Mattera’s grandfather moved to Joburg where his father, who was classified Italian, was born.
His parents sent him to a Catholic school, St Theresa’s, in Sydenham, Durban, when he was nine years old.
“I was Catholicised and Anglicised during my years in Durban. The nuns fed me a daily diet of the dictionary and got me to read, read and read. I was soon writing plays and poetry for school events.
“The nuns at the Mariannhill Monastery also had a say in who I am today. So, Durban and its kind people will always have a special place in my heart.”
But later on, when he returned to Joburg, he got mixed up with gangs, becoming the ring leader of The Vultures, and turned into a streetwise fighter.
“I hurt and maimed a lot of people during this dark side of my life. I was arrested many times. At 20, I was charged with murder and spent time in jail awaiting trial before I was acquitted.”
Mattera turned his life around and embraced antipolitics working on the front lines of the Black Consciousness Movement, the Pan-Africanist Congress and the ANC.
“The ANC Youth League conscientised me into politics. By 1964, I got involved in PAC politics and was arrested and detained 80 times from 1956 to 1987.”
Mattera emerged a changed man, gradually gaining a new foothold in a broader society divided by race, colour and cultures. But while in Joburg, he still had to combat the hard life, poverty and social ills under apartheid.
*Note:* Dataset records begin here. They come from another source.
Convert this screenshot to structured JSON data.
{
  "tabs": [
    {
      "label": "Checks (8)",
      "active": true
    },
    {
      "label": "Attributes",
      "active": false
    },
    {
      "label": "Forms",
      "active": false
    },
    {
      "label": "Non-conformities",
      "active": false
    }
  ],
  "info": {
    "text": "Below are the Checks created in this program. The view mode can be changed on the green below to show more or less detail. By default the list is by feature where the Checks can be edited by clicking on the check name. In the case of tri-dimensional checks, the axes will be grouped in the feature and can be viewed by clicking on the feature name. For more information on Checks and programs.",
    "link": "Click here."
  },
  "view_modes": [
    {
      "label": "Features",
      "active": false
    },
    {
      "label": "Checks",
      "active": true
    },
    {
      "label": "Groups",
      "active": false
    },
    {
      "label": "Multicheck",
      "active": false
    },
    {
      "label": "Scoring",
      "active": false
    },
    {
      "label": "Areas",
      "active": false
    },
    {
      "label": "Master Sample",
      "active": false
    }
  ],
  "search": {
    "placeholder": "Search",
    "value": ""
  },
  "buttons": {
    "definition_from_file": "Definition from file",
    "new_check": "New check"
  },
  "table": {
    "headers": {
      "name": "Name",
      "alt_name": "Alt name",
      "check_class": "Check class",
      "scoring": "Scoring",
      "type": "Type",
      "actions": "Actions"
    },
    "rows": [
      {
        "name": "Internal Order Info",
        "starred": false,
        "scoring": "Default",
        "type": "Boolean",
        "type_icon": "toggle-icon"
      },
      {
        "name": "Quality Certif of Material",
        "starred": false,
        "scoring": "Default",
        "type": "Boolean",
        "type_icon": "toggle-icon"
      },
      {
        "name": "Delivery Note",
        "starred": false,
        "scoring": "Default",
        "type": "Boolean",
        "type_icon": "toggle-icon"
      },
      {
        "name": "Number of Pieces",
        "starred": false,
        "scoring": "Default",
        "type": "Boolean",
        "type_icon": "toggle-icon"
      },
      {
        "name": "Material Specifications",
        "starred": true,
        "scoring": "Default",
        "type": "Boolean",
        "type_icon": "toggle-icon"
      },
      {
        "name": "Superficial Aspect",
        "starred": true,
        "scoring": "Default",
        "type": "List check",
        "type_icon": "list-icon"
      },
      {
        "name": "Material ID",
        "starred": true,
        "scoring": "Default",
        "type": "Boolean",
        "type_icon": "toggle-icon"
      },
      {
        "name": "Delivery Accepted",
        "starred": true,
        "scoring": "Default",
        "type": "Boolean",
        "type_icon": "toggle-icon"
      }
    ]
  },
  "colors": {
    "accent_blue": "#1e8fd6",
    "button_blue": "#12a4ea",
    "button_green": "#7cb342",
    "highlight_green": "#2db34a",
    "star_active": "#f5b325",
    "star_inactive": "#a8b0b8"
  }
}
Mattera later contributed to the formation of the Union of Black Journalists, Writers Association of South Africa and its predecessor, the Media Workers Association of South Africa.
Despite all the hurdles life threw at him, he made his work speak for itself in the mainstream media.
He wrote many interesting colour features and news and human interest stories for publications including The Star, World and Weekend World, the Mail & Guardian and the Sowetan.
Mattera then focused on poetry, music and literature and gained fame and respect from his peers and people through his fearless writings as a champion of the underdog.
Today, his family has various faiths. “My one son is a Buddhist and another is married to a Hindi woman and my granddaughter’s name is Shanti. We are tolerant of all religious faiths and cultures.”